Things aren’t looking great for Harley Davidson. The Milwaukee-based fabricator of the iconic bikes just announced it will cut hundreds of jobs by the end of the year. According to company spokesman, Tony Macrito:
"An early retirement incentive program will be offered to eligible employees in advance of what we believe will be a global reduction of around 250 salaried positions across the company, largely completed by the end of the year. Adjustments in positions and structure will be made in essentially every part of the business to achieve the right focus and support the increased demand-generating investments."

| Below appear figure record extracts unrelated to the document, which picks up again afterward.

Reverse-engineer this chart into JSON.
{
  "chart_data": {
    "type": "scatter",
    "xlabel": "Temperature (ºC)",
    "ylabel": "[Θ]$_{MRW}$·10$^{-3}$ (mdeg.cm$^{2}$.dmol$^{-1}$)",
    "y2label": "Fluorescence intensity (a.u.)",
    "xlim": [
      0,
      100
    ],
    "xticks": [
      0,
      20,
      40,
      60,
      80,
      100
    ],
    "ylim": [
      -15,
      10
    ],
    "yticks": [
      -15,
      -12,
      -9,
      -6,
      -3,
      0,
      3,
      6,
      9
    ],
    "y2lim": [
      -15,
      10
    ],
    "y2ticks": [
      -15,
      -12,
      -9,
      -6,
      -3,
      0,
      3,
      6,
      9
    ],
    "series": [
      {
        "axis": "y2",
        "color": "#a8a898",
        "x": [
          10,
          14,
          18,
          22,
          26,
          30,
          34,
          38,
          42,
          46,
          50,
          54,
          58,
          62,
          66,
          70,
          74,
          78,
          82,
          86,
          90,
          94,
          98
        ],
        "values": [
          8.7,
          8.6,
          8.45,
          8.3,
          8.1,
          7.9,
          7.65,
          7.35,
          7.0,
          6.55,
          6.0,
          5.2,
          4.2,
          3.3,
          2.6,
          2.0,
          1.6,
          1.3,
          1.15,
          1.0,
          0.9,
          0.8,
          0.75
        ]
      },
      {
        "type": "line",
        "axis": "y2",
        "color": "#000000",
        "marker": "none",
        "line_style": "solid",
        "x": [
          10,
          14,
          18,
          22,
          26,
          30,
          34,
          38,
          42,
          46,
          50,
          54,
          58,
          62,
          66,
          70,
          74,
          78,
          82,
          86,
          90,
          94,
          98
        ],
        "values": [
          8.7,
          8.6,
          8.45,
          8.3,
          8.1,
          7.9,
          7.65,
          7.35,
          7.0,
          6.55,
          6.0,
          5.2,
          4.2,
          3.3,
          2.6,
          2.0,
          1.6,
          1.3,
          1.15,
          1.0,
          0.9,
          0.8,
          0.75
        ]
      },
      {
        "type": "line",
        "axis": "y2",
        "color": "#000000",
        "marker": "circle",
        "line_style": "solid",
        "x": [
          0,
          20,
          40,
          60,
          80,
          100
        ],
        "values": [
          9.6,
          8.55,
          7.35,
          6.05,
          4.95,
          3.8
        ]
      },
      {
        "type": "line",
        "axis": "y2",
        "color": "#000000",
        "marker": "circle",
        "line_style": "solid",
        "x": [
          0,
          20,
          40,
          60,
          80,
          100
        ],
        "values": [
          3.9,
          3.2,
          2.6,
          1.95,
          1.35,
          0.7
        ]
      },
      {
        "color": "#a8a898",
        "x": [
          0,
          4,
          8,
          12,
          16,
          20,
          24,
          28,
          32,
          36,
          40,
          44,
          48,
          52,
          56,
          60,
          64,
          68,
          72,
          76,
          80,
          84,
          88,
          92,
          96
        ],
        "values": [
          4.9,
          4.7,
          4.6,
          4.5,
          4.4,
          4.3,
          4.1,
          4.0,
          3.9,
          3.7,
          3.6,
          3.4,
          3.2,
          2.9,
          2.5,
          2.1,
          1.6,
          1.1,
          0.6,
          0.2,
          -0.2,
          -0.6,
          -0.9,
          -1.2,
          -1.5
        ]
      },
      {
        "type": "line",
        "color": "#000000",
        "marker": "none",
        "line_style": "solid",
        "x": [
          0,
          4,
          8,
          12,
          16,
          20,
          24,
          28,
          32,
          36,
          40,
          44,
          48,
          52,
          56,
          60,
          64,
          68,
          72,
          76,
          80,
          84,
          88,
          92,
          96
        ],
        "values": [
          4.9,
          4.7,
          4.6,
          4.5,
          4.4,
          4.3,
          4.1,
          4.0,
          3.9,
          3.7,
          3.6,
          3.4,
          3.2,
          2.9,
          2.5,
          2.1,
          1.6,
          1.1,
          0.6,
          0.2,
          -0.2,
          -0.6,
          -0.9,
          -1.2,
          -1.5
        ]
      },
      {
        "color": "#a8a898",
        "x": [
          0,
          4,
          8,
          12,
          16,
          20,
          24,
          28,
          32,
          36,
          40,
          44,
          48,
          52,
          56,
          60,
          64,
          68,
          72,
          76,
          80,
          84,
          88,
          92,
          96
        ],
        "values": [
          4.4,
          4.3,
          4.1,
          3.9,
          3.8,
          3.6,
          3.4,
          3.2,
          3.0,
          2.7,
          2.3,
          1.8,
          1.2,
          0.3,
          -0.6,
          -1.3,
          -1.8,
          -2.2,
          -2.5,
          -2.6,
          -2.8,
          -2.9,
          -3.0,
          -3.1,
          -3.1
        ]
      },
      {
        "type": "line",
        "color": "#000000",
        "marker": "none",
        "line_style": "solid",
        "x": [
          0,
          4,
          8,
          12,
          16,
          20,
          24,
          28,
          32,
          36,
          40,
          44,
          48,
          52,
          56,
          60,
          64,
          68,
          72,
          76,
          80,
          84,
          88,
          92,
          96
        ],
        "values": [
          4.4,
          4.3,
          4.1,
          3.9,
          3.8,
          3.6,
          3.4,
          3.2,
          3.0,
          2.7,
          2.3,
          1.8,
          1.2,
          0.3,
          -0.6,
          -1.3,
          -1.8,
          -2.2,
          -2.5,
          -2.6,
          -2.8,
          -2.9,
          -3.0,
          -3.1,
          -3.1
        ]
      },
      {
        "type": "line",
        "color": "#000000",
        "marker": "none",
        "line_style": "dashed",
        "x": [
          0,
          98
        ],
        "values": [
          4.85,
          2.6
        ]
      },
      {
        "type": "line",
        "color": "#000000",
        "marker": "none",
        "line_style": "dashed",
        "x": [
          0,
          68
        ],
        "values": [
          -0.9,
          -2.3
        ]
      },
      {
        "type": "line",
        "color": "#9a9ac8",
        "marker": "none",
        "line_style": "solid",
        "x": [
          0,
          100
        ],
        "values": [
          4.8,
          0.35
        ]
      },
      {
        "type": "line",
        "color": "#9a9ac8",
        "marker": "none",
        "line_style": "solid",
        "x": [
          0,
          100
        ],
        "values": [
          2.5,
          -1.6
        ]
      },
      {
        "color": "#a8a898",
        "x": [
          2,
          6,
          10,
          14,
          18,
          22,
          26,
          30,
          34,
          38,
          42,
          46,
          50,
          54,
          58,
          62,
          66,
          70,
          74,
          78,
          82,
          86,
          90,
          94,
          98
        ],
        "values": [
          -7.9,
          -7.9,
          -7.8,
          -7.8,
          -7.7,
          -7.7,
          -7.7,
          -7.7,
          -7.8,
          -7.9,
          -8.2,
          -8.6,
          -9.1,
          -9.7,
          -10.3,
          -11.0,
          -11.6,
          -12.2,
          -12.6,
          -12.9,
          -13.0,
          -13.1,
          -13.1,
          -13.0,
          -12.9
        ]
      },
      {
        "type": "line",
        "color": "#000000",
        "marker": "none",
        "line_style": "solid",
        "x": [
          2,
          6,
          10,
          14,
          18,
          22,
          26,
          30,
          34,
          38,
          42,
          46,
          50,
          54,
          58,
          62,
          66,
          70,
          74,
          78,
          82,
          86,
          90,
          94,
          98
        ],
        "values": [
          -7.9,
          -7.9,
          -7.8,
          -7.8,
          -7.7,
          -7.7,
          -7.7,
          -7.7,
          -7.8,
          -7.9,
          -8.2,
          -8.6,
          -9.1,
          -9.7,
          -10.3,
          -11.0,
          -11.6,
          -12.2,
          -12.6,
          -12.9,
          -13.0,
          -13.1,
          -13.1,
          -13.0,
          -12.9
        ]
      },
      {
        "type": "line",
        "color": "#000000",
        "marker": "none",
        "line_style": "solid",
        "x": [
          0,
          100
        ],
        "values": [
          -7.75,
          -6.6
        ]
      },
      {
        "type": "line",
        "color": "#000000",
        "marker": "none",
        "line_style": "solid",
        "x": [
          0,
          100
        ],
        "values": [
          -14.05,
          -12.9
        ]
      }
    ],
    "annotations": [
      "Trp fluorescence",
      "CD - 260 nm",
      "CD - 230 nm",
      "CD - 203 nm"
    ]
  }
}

Harley said third quarter earnings came in at $140.3 million, or 69 cents a share, down from $150.1 million, falling short of analyst expectations for EPS of $0.78. As a result, the company cut its guidance for motorcycle shipments for the year from the 276,000 - 281,000 range to around 265,000 - 270,000 due to poor quarterly performance even though it enjoys a wide profit margin of 34.6 percent on each one of its mid-life crisis enablers.
The company expects to take a $30-$35 million dollar hit in expenses to account for layoffs and associated costs but has also decided to up its spending in marketing by 65 percent. It also plans to increase spending for product development by 35 percent, which could just mean more chrome and louder pipes (to save lives, naturally). We wonder if any development will actually go into increasing performance – something they did a great job of when they dug themselves out of their AMF days – but only time will tell.
All told, the company’s new marketing and product development initiatives will cost an additional $70 million in an attempt to drive demand for its bikes. It’ll be interesting to see how those efforts will pay off and who will end up joining its die-hard customer base.